Surveying sector struggles as compliance demands soar

The UK surveying industry is facing growing pressure as regulatory obligations increase faster than the profession’s ability to respond, according to analysis from Property Inspect.

Demand for competent surveying, spanning quantity surveying, building control, land and geomatics, continues to rise, yet the pipeline of qualified professionals is failing to keep pace.
At the same time, new rules under the Building Safety Act and retrofit frameworks are raising the evidential standard required for project approvals.

The latest market survey from the Royal Institution of Chartered Surveyors (RICS) reported a net balance of –3% for workloads in the second quarter of 2025, with just 17% of respondents expecting growth over the next year.

PLANNING DELAYS

Infrastructure was the only clear bright spot, with energy projects (+34%) and water and sewage (+27%) driving optimism.

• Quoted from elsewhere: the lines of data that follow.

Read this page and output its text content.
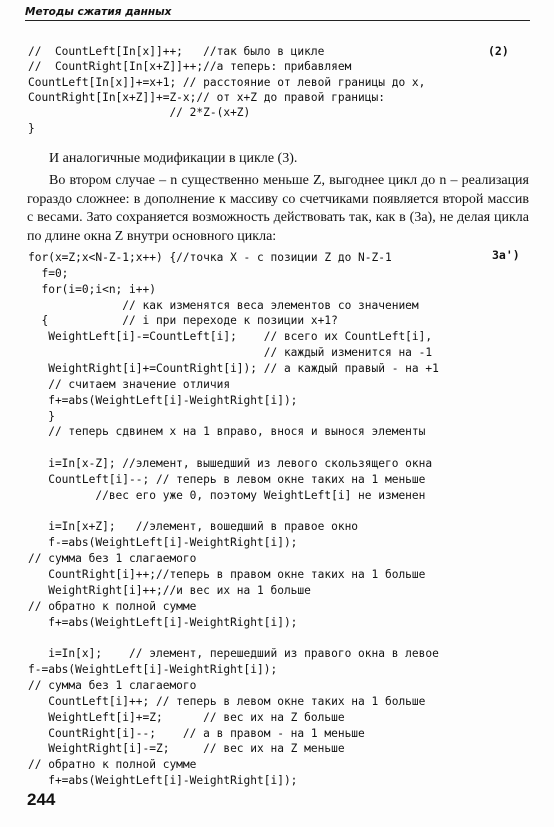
Методы сжатия данных
//  CountLeft[In[x]]++;   //так было в цикле
//  CountRight[In[x+Z]]++;//а теперь: прибавляем
CountLeft[In[x]]+=x+1; // расстояние от левой границы до x,
CountRight[In[x+Z]]+=Z-x;// от x+Z до правой границы:
// 2*Z-(x+Z)
}
(2)
И аналогичные модификации в цикле (3).
Во втором случае – n существенно меньше Z, выгоднее цикл до n – реализация гораздо сложнее: в дополнение к массиву со счетчиками появляется второй массив с весами. Зато сохраняется возможность действовать так, как в (3a), не делая цикла по длине окна Z внутри основного цикла:
for(x=Z;x<N-Z-1;x++) {//точка X - с позиции Z до N-Z-1
f=0;
for(i=0;i<n; i++)
// как изменятся веса элементов со значением
{           // i при переходе к позиции x+1?
WeightLeft[i]-=CountLeft[i];    // всего их CountLeft[i],
// каждый изменится на -1
WeightRight[i]+=CountRight[i]); // а каждый правый - на +1
// считаем значение отличия
f+=abs(WeightLeft[i]-WeightRight[i]);
}
// теперь сдвинем x на 1 вправо, внося и вынося элементы
i=In[x-Z]; //элемент, вышедший из левого скользящего окна
CountLeft[i]--; // теперь в левом окне таких на 1 меньше
//вес его уже 0, поэтому WeightLeft[i] не изменен
i=In[x+Z];   //элемент, вошедший в правое окно
f-=abs(WeightLeft[i]-WeightRight[i]);
// сумма без 1 слагаемого
CountRight[i]++;//теперь в правом окне таких на 1 больше
WeightRight[i]++;//и вес их на 1 больше
// обратно к полной сумме
f+=abs(WeightLeft[i]-WeightRight[i]);
i=In[x];    // элемент, перешедший из правого окна в левое
f-=abs(WeightLeft[i]-WeightRight[i]);
// сумма без 1 слагаемого
CountLeft[i]++; // теперь в левом окне таких на 1 больше
WeightLeft[i]+=Z;      // вес их на Z больше
CountRight[i]--;    // а в правом - на 1 меньше
WeightRight[i]-=Z;     // вес их на Z меньше
// обратно к полной сумме
f+=abs(WeightLeft[i]-WeightRight[i]);
3a')
244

But 61% of firms cited planning and regulatory delays as their main obstacle, while 39% pointed to labour shortages, particularly in surveying.

The Building Safety Regulator has also emerged as a choke point. Between October 2023 and March 2025 it received 2,108 Gateway applications but approved only 338 – a 16% approval rate – with average decision times stretching to 25 weeks, more than double the 12-week target.

EVIDENCE PINCH POINT
Sián Hemming-Metcalfe, Property Inspect
Sián Hemming-Metcalfe, Property Inspect

Siân Hemming-Metcalfe, operations director at Property Inspect, says: “Whether you’re a QS, a building surveyor, or a geomatics specialist, the pinch point isn’t people alone – it’s evidence.

“If inspections ship with Golden-Thread-ready data – geolocated media, material provenance and PAS-aligned templates – approvals move faster, re-visits fall, and chartered resources spend more time surveying and less time repackaging photos for submissions.

“If the industry frames the challenge purely as a labour shortage, the solution will always be ‘find more surveyors’ – a slow, expensive fix.”

SUBMISSION READY PACKS

And she adds: “The faster win is enabling the existing workforce to produce submission-ready evidence packs as standard. That means templated capture, structured metadata, and integrated reporting systems that work across disciplines.

“Surveying capacity is not defined by headcount alone. It’s defined by the volume of compliant, decision-ready information those professionals can deliver. In that sense, ‘evidence-ready’ surveys, reports, and inspections represent capacity – and right now, we need more of them.”

The shortage of capacity has already had visible effects, with homebuilding in London falling to a 16-year low in the first quarter of 2025, at just 1,210 starts compared with a target of 88,000 a year.